🎭 • 19

301 34 4
                                    

Hai selamat datang di cerita Topeng part kesembilan belas

Apa kabar kalian semua?
Semoga kalian tetep sehat ya
Jangan sakit
Hari gini nyari obat sama dokter tu susah

Udah sejauh ini aja ya Topeng
Gak nyangka
Walaupun di sini masih banyak pembaca gelap sih
But it's okay
Aku paham kok
Tapi setidaknya kalian hargai aku dengan satu vote ya

Yuk ke ceritanya

SELAMAT MENIKMATI CERITA

🎭

Aldi terdiam menatap punggung Salsha yang kini tengah berjalan menjauh dari pembatas rooftop hingga akhirnya tubuh mungil itu hilang ditelan belokan.
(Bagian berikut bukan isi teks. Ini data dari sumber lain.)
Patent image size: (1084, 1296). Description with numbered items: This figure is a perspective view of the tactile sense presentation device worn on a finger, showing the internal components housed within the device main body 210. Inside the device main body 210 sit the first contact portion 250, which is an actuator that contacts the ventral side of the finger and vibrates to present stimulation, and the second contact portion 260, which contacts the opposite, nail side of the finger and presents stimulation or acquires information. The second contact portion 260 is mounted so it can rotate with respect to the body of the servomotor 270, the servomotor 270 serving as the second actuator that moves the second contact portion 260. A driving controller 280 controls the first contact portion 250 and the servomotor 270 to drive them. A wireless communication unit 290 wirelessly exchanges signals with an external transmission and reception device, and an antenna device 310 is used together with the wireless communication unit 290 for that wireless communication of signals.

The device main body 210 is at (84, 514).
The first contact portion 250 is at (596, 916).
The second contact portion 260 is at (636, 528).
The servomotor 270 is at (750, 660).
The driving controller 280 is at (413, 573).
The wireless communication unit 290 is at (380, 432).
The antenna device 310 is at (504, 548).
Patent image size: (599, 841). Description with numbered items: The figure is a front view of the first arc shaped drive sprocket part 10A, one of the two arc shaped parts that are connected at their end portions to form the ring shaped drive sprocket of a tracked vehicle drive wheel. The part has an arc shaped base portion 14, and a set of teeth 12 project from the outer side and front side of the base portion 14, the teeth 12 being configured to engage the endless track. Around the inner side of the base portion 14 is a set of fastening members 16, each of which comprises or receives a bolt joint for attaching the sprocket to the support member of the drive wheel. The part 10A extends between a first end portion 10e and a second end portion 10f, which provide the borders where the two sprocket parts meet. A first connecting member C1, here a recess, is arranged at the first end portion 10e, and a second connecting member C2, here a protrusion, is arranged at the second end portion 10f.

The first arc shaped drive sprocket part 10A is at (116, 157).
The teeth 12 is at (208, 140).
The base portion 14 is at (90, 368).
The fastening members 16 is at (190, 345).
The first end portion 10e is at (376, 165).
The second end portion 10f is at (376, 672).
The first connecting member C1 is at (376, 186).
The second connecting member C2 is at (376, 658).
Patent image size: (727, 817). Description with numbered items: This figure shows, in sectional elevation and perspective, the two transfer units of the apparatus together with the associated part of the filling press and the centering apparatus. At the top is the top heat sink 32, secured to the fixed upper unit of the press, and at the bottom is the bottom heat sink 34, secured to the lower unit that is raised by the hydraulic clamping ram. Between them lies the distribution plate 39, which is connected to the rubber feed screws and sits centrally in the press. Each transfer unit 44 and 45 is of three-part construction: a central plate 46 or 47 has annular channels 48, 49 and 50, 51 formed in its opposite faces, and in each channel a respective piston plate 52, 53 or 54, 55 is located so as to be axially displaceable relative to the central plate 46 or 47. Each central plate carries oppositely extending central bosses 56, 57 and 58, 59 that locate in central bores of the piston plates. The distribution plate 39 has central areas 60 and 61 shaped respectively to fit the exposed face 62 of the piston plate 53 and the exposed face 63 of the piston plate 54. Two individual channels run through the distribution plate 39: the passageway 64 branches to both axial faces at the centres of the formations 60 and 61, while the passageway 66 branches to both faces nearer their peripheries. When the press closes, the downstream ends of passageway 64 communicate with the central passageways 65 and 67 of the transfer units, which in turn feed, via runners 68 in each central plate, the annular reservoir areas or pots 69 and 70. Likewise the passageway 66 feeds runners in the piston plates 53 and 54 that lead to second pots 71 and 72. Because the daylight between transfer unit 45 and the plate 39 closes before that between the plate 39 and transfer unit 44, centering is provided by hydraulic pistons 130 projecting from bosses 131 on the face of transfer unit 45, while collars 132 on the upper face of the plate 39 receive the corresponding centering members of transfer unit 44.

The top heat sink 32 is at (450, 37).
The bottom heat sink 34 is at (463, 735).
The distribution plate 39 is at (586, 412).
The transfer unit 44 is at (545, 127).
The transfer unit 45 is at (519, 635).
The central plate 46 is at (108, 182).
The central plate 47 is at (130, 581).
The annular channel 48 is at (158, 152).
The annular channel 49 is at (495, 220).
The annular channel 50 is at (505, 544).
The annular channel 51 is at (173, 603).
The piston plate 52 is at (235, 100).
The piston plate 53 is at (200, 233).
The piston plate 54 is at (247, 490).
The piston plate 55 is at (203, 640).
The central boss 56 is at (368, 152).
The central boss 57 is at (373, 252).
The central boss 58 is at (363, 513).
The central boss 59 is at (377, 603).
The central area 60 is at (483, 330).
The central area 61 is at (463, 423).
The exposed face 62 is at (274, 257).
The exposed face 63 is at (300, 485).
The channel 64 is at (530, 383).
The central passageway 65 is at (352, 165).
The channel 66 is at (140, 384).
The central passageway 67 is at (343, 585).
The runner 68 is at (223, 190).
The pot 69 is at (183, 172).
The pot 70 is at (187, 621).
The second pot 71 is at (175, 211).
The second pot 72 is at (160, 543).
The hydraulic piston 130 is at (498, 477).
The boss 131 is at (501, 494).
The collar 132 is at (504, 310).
Tubuhnya masih terasa kaku untuk sekedar mengejar gadis itu atau mengatakan kalau 'semua pasti akan baik-baik saja'. Aldi terlalu pengecut untuk sekarang.

Ada rasa sakit yang mencuat begitu melihat raut wajah kecewa Salsha ketika membaca surat dari orang tuanya itu. Tanpa bertanya pun orang pasti tau kalau Salsha tidak mau perjodohan itu ada. Sangat berbanding terbalik dengan Aldi yang entah kenapa mulai setuju dengan perjodohan ini. Dirinya mulai terbiasa dengan keberadaan Salsha di sisinya.

Laki-laki itu mengacak rambutnya yang sudah ia sisir rapi. Sungguh, dirinya paling benci berada dalam suasana hati yang tidak jelas mengapa ini. Karena merasa urusannya telah selesai, Aldi segera beranjak turun dari rooftop sebelum hal yang tidak-tidak terjadi. Misalnya arwah kakak kelasnya yang meninggal bunuh diri tiba-tiba menghantui dirinya atau yang lain. Aldi benci memikirkan itu.

***

Salsha berjalan lunglai melewati koridor yang ramai dengan perbincangan hangat para siswa dan siswi Ananta. Benar saja, setelah dirinya selesai membaca surat yang diberi oleh keluarga Aldi, seisi koridor tiba-tiba saja membicarakan tentang perjodohannya dengan Aldi. Memang ucapan para penghuni koridor tidak mengarah ke negatif, tapi tetap saja dirinya belum siap untuk menjadi pusat perhatian apalagi penyebabnya karena latar belakang keluarga. Jadi pusat perhatian karena prestasi yang didapat saja sudah cukup baginya.

"Cocok sih mereka berdua. Cantik sama ganteng. Tapi, gue kasian sama Eleora."

"Kenapa?"

"Lo kayak gak tau gimana ketua OSIS Ananta aja. Aldi kan gak suka banget sama yang namanya Eleora."

"Ya udahlah. Kita bisa apa? Mereka itu gajah-gajah raksasa dan kita ini cuma upik abu yang gak kelihatan."

Ucapan siswi itu disetujui oleh teman-temannya membuat Salsha ingin cepat-cepat melewati koridor dan segera menuju kelas, walaupun dia tau teman-teman kelasnya pasti akan langsung menjejalinya dengan berbagai pertanyaan.

Kedua kaki jenjangnya kini sudah menginjak lantai putih bersih XI MIPA 1 yang mendadak sepi karena kedatangannya. Salsha lalu berjalan dengan canggung menuju bangku kepunyaannya tanpa berani menatap teman-teman kelasnya.

Ratu dan Rindu cepat-cepat menyeret kursi mereka agar lebih mendekat ke arah Salsha yang masih setia menunduk. Sementara Sasya seperti biasa, tidak peduli dan tidak mau terlalu ikut campur. Ratu menatap lekat Salsha yang masih masih nyaman dengan posisi menunduknya lalu tangan kanannya terjulur untuk menarik dagu Salsha ke atas agar gadis berbando merah itu menatap kedua iris matanya.

"Kenapa gak ngasi tau soal ini?" Ratu menatap Salsha dengan kilatan penuh kecewa yang tercetak jelas dikedua manik matanya, membuat Salsha semakin merasa bersalah. Gue belum siap, Rat, pikir Salsha.

"Lo anggap kita apa selama ini?" lanjut Ratu dengan tangan kanan yang masih bertengger di dagu Salsha.

Salsha kemudian mengalihkan pandangannya dari Ratu dan juga Rindu yang sejak tadi lebih memilih bungkam. Peristiwa itu juga tak luput dari perhatian seluruh kelas. Karena, berita ini sudah menyebar luas ke seluruh penjuru Ananta dan mungkin saja para guru dan kepala sekolah mengetahuinya juga.